Pavol Hurajt (born 4 February 1978) is a Slovak former biathlete.

==Biathlon results==
All results are sourced from the International Biathlon Union.

===Olympic Games===
1 medal (1 silver)

| Event | Individual | Sprint | Pursuit | Mass start | Relay | Mixed relay |
|---|---|---|---|---|---|---|
| Italy 2006 Turin | 29th | 29th | 24th | — | 14th | —N/a |
| Canada 2010 Vancouver | 5th | 7th | 16th | Silver | 15th | —N/a |
| Russia 2014 Sochi | 28th | 51st | 52nd | — | 12th | 5th |

- The mixed relay was added as an event in 2014.

===World Championships===

| Event | Individual | Sprint | Pursuit | Mass start | Relay | Mixed relay |
|---|---|---|---|---|---|---|
| NOR 2000 Oslo Holmenkollen | 76th | 80th | — | — | — | —N/a |
| SLO 2001 Pokljuka | 74th | 68th | — | — | 18th | —N/a |
| RUS 2003 Khanty-Mansiysk | 23rd | 19th | 26th | — | 14th | —N/a |
| GER 2004 Oberhof | 49th | 74th | — | — | 10th | —N/a |
| AUT 2005 Hochfilzen | 83rd | 70th | — | — | 14th | 16th |
| ITA 2007 Antholz-Anterselva | 38th | 83rd | — | — | 15th | — |
| SWE 2008 Östersund | 46th | 14th | 20th | 19th | 9th | 14th |
| South Korea 2009 Pyeongchang | 40th | 20th | 53rd | — | 12th | 10th |
| RUS 2010 Khanty-Mansiysk | —N/a | —N/a | —N/a | —N/a | —N/a | 14th |
| RUS 2011 Khanty-Mansiysk | 23rd | 96th | — | — | 18th | 12th |
| GER 2012 Ruhpolding | 78th | 76th | — | — | 12th | — |
| CZE 2013 Nové Město | 61st | 49th | 37th | — | 10th | 7th |

- During Olympic seasons competitions are only held for those events not included in the Olympic program.
  - Mixed relay was added as an event in 2005.

== Controversy ==
After retiring from his sports career, he and his wife Janka opened a traditional Slovak restaurant in the village of Štrba. However, their venture into hospitality has not been without scandal. At their chalet-style restaurant Žerucha, they reportedly served meat from a protected species the brown bear. In a video, restaurant staff confirmed to reporters that obtaining bear meat only requires having the right contacts at the Tatra National Park Administration (TANAP), which is headed by a man with a criminal conviction for poaching wolves.

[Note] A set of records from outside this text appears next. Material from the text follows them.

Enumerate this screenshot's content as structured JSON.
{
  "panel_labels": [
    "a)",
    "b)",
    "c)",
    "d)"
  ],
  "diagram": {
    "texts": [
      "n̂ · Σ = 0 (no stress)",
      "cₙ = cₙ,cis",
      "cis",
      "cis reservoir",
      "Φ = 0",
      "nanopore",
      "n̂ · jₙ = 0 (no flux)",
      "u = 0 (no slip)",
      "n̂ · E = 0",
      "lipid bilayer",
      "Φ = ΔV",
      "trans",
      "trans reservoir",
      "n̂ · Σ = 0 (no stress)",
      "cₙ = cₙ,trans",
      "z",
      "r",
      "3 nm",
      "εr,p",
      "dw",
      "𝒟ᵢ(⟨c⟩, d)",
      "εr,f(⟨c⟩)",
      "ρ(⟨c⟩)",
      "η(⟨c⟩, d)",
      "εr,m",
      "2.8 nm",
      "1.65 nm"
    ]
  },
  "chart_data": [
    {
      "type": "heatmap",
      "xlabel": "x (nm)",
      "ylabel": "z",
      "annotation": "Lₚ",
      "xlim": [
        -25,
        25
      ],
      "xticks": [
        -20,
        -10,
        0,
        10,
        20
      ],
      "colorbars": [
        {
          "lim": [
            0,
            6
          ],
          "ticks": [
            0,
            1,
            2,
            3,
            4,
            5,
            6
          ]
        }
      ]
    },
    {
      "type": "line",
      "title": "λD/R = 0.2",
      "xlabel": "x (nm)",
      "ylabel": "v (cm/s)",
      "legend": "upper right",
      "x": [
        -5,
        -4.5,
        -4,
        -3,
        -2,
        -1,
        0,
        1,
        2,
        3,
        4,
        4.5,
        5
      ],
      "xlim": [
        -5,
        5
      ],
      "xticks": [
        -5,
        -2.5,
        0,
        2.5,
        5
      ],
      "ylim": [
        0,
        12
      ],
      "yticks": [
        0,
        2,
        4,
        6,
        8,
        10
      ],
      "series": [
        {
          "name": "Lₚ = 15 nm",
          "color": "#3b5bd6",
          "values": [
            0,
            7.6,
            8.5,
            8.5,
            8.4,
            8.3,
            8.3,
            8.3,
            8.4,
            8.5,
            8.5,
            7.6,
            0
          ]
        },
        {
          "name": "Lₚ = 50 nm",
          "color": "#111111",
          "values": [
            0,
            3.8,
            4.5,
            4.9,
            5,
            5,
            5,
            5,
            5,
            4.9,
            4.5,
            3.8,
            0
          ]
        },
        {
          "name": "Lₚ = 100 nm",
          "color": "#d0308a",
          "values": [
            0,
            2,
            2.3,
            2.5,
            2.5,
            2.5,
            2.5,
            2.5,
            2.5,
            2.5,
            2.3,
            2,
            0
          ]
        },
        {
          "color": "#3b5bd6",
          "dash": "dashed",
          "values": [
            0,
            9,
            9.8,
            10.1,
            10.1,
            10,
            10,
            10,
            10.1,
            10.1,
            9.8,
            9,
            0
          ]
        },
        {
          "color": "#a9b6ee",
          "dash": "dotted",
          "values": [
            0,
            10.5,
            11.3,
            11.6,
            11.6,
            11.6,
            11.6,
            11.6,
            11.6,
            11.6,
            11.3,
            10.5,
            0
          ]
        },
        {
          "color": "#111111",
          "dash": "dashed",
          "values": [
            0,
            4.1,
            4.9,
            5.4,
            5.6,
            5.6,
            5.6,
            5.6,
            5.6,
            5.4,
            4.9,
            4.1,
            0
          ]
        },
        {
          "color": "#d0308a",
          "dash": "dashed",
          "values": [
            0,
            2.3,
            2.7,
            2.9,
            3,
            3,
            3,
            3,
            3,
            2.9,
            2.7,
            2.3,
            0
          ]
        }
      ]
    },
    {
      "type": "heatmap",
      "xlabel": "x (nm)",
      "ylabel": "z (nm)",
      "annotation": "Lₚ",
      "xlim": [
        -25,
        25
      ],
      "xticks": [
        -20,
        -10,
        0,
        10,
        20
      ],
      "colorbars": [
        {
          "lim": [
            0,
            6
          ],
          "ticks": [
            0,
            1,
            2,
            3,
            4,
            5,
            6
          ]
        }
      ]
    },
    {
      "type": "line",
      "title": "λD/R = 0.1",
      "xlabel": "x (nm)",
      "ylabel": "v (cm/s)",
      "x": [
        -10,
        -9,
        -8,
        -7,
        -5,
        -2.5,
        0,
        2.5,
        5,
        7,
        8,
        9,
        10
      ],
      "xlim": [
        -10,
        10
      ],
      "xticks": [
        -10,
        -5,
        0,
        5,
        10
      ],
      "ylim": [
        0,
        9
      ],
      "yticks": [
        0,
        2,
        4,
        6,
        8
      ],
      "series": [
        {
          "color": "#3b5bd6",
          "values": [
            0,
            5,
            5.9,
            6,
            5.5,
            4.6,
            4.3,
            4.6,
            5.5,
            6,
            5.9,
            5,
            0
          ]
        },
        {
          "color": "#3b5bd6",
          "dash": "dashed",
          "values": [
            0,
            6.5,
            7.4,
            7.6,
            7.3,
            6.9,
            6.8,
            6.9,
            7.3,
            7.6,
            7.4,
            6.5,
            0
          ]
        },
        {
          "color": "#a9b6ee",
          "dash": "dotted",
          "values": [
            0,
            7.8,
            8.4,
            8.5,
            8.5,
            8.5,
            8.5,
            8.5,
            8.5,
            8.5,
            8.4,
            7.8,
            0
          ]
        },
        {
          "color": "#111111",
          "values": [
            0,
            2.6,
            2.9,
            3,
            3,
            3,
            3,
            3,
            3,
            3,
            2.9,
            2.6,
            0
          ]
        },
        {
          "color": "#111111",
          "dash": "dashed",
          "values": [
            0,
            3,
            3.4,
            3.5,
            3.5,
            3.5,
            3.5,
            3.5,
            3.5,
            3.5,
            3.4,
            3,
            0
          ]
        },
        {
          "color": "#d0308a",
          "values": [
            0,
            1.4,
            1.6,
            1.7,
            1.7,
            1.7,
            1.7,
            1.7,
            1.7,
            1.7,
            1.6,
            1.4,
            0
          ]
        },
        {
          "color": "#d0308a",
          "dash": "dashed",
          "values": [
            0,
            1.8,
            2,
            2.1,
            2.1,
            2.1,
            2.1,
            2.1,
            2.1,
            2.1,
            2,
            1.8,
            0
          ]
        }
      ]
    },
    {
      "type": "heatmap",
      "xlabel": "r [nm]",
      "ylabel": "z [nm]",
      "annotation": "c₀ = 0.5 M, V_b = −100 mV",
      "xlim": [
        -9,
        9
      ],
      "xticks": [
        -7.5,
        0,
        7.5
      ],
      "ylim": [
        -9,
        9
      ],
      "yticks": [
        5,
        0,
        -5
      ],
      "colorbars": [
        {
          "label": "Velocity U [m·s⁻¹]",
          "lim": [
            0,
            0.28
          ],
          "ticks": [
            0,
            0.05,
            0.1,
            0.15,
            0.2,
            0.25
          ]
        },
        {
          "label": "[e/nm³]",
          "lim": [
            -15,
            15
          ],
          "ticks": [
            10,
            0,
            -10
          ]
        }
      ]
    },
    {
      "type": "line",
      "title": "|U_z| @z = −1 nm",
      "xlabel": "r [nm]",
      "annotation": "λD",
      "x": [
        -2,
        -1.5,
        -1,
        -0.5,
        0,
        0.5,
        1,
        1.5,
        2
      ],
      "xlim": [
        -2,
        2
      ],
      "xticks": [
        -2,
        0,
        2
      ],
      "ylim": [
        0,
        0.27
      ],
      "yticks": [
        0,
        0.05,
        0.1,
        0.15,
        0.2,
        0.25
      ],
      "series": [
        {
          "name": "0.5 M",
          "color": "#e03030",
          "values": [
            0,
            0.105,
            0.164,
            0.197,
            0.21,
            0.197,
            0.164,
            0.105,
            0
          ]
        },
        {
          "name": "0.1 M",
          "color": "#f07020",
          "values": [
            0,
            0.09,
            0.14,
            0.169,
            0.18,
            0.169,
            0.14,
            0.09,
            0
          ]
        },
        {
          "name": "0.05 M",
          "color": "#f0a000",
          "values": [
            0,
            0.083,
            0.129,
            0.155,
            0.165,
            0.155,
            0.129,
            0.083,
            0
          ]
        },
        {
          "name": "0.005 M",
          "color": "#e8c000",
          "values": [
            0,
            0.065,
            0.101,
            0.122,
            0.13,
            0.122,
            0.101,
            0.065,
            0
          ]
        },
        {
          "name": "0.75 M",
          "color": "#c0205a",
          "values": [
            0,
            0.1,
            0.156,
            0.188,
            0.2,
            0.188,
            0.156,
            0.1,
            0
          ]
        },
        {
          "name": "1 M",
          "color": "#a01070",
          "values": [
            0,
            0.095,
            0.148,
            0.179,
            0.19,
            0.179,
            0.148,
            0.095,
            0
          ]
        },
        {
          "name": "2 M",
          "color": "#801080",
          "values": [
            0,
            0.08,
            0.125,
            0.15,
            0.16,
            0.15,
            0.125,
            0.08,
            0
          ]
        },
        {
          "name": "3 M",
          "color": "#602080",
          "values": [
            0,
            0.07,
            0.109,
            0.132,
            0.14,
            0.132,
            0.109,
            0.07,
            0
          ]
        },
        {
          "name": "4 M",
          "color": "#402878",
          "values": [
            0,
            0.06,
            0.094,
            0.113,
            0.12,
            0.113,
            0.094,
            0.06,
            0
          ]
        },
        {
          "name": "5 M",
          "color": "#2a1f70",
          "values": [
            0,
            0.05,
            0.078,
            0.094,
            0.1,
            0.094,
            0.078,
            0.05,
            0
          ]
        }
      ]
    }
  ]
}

According to the civic initiative MY SME LES (“We Are the Forest”), Hurajt was selling meat from a protected animal without the required permit from the Ministry of the Environment.

The Ministry confirmed that while exemptions from the ban on commercial use of protected species, such as trading in bear meat, can be granted, this only happens when all legal conditions are met. “At present, the ministry has received no such exemption request. The exemption is typically issued to the seller, who then transfers the specimen to the buyer,” the ministry stated. The Slovak Environmental Inspectorate stated that a violation of the law had been confirmed in this case, and the operator will be fined.